About the Paper
This selection is a copy of my peer-reviewed published paper, which I included for several reasons. First, it discusses more than 20 published explanations that attempt to clarify why bubbles form and/or prevent decompression sickness (DCS).
Second, it explains the roles of gradients (fully quantifiable) and perfusion (with infinite variations) in the development of DCS. Third, it provides an explanation for why decompression signs and symptoms occur at specific sites. Additionally, it served as the basis for two more publications that complement my Gradient Perfusion Model and further supplement the information in this paper.
I am grateful to Best Publishing Company for permitting me to publish this selection in its original journal format and for acting as the publisher of my book, "Diving Science...Revisited."

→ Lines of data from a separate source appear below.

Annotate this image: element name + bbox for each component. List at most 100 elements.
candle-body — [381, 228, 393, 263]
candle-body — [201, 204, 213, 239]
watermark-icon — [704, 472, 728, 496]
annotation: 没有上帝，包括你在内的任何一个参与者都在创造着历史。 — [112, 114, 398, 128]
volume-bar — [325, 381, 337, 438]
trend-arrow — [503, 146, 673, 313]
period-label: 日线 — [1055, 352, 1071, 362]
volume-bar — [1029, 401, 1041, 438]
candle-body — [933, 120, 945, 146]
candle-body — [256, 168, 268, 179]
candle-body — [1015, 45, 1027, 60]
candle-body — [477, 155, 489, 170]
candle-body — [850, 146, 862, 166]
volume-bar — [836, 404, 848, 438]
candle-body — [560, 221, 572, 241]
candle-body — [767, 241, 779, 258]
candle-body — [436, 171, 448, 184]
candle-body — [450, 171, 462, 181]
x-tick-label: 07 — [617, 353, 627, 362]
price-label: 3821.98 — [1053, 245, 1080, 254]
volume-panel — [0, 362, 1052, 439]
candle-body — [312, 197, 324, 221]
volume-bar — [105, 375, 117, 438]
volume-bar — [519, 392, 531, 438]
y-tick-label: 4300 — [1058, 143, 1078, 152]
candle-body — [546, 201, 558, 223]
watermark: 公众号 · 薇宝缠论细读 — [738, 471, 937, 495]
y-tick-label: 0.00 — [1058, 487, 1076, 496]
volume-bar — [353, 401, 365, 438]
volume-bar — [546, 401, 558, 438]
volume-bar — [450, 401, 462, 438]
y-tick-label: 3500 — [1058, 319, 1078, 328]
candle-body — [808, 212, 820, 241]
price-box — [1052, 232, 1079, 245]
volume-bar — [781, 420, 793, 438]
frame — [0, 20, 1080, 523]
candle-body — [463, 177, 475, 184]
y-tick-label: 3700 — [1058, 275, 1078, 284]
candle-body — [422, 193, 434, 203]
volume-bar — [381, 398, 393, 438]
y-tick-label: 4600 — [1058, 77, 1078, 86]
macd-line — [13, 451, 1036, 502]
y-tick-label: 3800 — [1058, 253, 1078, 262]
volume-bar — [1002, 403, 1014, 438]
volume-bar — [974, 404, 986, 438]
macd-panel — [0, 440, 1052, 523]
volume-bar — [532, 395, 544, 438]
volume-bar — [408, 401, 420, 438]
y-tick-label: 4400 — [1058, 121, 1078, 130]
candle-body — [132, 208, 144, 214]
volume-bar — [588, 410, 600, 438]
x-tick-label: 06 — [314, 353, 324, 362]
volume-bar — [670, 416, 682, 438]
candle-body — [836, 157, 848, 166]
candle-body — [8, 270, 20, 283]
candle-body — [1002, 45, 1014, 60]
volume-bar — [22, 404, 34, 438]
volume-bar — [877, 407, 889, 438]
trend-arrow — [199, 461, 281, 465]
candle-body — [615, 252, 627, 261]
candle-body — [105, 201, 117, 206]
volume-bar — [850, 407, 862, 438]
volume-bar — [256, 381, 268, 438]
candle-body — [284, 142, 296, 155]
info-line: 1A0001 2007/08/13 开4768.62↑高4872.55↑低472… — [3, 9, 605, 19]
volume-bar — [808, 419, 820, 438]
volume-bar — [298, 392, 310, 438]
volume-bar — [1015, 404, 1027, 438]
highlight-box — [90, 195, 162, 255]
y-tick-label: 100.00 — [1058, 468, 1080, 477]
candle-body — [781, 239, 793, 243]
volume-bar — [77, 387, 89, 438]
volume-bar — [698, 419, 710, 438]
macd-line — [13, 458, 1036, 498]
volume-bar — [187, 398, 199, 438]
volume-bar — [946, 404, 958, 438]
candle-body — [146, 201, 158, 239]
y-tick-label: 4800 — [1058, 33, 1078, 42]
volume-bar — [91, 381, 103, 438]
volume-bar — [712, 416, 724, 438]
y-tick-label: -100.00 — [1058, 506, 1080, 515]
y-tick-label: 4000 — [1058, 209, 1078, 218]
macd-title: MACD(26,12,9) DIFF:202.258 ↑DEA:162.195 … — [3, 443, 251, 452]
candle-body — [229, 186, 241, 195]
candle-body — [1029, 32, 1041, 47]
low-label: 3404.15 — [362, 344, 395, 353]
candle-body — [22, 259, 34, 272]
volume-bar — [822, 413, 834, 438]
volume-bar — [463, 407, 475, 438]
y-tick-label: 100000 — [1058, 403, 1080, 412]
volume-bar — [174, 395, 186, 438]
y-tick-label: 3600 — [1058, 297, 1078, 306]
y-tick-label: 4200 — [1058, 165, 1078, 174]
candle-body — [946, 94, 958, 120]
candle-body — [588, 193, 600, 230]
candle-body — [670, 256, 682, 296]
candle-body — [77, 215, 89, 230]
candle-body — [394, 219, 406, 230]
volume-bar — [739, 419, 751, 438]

The invaluable support of their editors, Lorraine Seco-White and Riley Brown Lester, played a crucial role in bringing DSR to fruition and agreeing to provide a platform for sharing the information from this selection as well as other content on the internet.
Finally, I want to acknowledge my co-authors, Lientra Lu, BS, and Stuart Miller, MD, for their contribution to the publication of this selection and their involvement in my DSR book.
The bottom line is that this selection complements the existing theories on why bubbles form but goes beyond by explaining why symptoms occur in the various presentations of DCS. As a result, it suggests that the term "disordered decompression" should replace "unexplained decompression sickness" when obvious causes of DCS are not apparent (e.g., omitting decompression).
By utilizing a detailed history and comprehensive physical examination based on my Gradient Perfusion Model, the causes of DCS can be determined.
Furthermore, this selection establishes a connection between my book on diving science and decompression sickness, as it builds upon existing knowledge and contributes to understanding DCS.